The Memorial Crane Project
A Public Art Installation
Pay a visit to the lower level of CREATE Center for the Arts these days and be surprised: hanging in the towering, two-story space above the slanting walkway are thousands of dangling paper cranes, an art installation, a moving COVID memorial and a delicate exercise in community cooperation all in one.
The pastel, multi-colored cranes are, in fact, some 20,000 folded origami artifacts, crafted and provided by numerous people, including 3,000 of them made by students at the Palm Valley School. Suggesting the welcoming harbor of a gigantic shade tree, they are just part of a collection amounting so far to 170,000 works of the ongoing Memorial Crane Project, conceived and run by Los Angeles gallery owner Karla Funderburk.
This remarkable project is a journey, beginning with her personal grief and growing, crane by crane, into a worldwide movement of healing and renewal — and visual beauty. “When the pandemic first hit, when cases were surging in New York, I’d watch the numbers go up, and I didn’t know anybody myself but knew that people on earth were dying,” she said. By the end of April, 2020, two friends had passed from the disease. “These were two people I had deep intimate moments with, and now they were gone. The list was no longer a number.”
She was meanwhile inspired during a plane ride back from Israel she shared with, as she likes to put it, a fellow grandmother who boasts a Japanese background and who taught her in flight how to fashion the cranes. She also explained their commemorative import. A centuries-old tradition holds if you fold 1,000, your wish will come true, but a young girl named Sadako Sasaki, who was only 2 when the atomic bomb fell on her city of Hiroshima, developed leukemia and undertook the folding of cranes for another purpose: to achieve world peace and safekeeping for all. Once home from her trip, Funderburk began folding cranes herself, one by one. “At night, watching the news, I’d find myself crying, so I started folding the cranes for comfort. I’d toss them in a Trader Joe bag near my bed, one for each victim.”

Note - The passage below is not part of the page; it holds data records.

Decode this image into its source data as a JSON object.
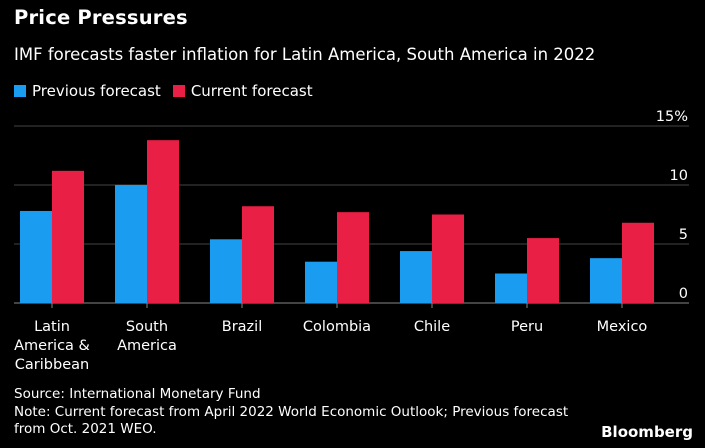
{
  "header": {
    "title": "Price Pressures",
    "subtitle": "IMF forecasts faster inflation for Latin America, South America in 2022"
  },
  "footer": {
    "source": "Source: International Monetary Fund",
    "note_line1": "Note: Current forecast from April 2022 World Economic Outlook; Previous forecast",
    "note_line2": "from Oct. 2021 WEO.",
    "brand": "Bloomberg"
  },
  "colors": {
    "background": "#000000",
    "previous": "#1a9cf0",
    "current": "#ea1f45",
    "grid": "#444444",
    "text": "#ffffff"
  },
  "chart_data": {
    "type": "bar",
    "title": "Price Pressures",
    "subtitle": "IMF forecasts faster inflation for Latin America, South America in 2022",
    "categories": [
      [
        "Latin",
        "America &",
        "Caribbean"
      ],
      [
        "South",
        "America"
      ],
      [
        "Brazil"
      ],
      [
        "Colombia"
      ],
      [
        "Chile"
      ],
      [
        "Peru"
      ],
      [
        "Mexico"
      ]
    ],
    "series": [
      {
        "name": "Previous forecast",
        "color": "#1a9cf0",
        "values": [
          7.8,
          10.0,
          5.4,
          3.5,
          4.4,
          2.5,
          3.8
        ]
      },
      {
        "name": "Current forecast",
        "color": "#ea1f45",
        "values": [
          11.2,
          13.8,
          8.2,
          7.7,
          7.5,
          5.5,
          6.8
        ]
      }
    ],
    "ylim": [
      0,
      15
    ],
    "yticks": [
      0,
      5,
      10,
      15
    ],
    "ytick_labels": [
      "0",
      "5",
      "10",
      "15%"
    ],
    "grid": true,
    "legend_position": "top-left"
  }
}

“You take a square piece of paper, no larger than 8 inches by 8 inches, and you transform it into a bird,” she explained. “The crane, even before Sadako, was the symbol of safe transportation of a soul into its next life. It fit everything I was trying to fulfill. I felt we needed a transformation to take us beyond our political divide, of acknowledging our need for a greater whole and a safe passage to the next world.”

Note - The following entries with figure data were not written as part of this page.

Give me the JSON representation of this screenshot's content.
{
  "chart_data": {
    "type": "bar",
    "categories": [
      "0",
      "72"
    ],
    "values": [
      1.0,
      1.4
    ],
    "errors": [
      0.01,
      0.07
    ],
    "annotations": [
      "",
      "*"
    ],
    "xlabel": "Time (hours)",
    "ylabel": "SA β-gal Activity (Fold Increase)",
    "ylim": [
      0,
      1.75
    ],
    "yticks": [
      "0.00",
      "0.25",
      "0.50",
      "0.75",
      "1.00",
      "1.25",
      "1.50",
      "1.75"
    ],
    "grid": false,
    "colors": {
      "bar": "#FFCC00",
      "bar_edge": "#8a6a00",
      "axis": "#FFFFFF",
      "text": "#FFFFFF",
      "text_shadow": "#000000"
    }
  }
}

When the American COVID fatalities neared 88,000, she realized that, at 20 or so a night, it would take some 24 years to finish by herself. She reached out to others and wound up creating a project that by its very nature illustrates the communal transformation she envisioned. She began stringing them up at her gallery and invited others to contribute as well. Passersby took notice, Spectrum aired a story about it, and an Associated Press reporter stopped in, learned about it and eventually wrote a story that enjoyed worldwide distribution. Funderburk launched a website, and she saw her collection mushroom to 500 or so cranes and then 5,000. “I started receiving boxes and boxes cranes from all over the world.”
Implicit in both the age-old origami tradition and its Hiroshima historical connection is a moving evocation of the universal human struggle with death and grief — a window on our COVID zeitgeist. “We were already moving there, no longer just saying goodbye when parting. Now, we said, be safe, be healthy. It was a new way of looking out for each other. ” It is a shared enterprise of community, born of the spiritual need to bid safe transportation from one state to another. A shady tree indeed.
The crane project is spreading from city to city, from Funderburk’s L.A. gallery (at 5880 W. Pico Blvd.) to Palm Desert, Tarzana, Seattle, Boulder and plans for Las Vegas. And it has deepened. She began to record observations and stories from visitors to the gallery, many who’d lost loved ones, and those stories are accessible via smartphone as part of the CREATE exhibit and on the web site. “They would come in, sometimes lonely at first, isolated from the quarantine and mourning a lost loved one. But they’d tell me the story of an uncle who taught his nephew to pitch, for example. Suddenly I was privileged to know about that soul.”
Groups now work together making the cranes like in quilting bees. There are grief counselors who use them in therapy sessions. The project is taking on a life of its own, soaring metaphorically through the air like, well, a flock of birds.
“I’d love for more and more to be installed around the country, in every state,” she said. “If I close my eyes and dream, I see them some day, all of them, assembled in one display. Like what happened with the AIDS quilt, united and flying together.”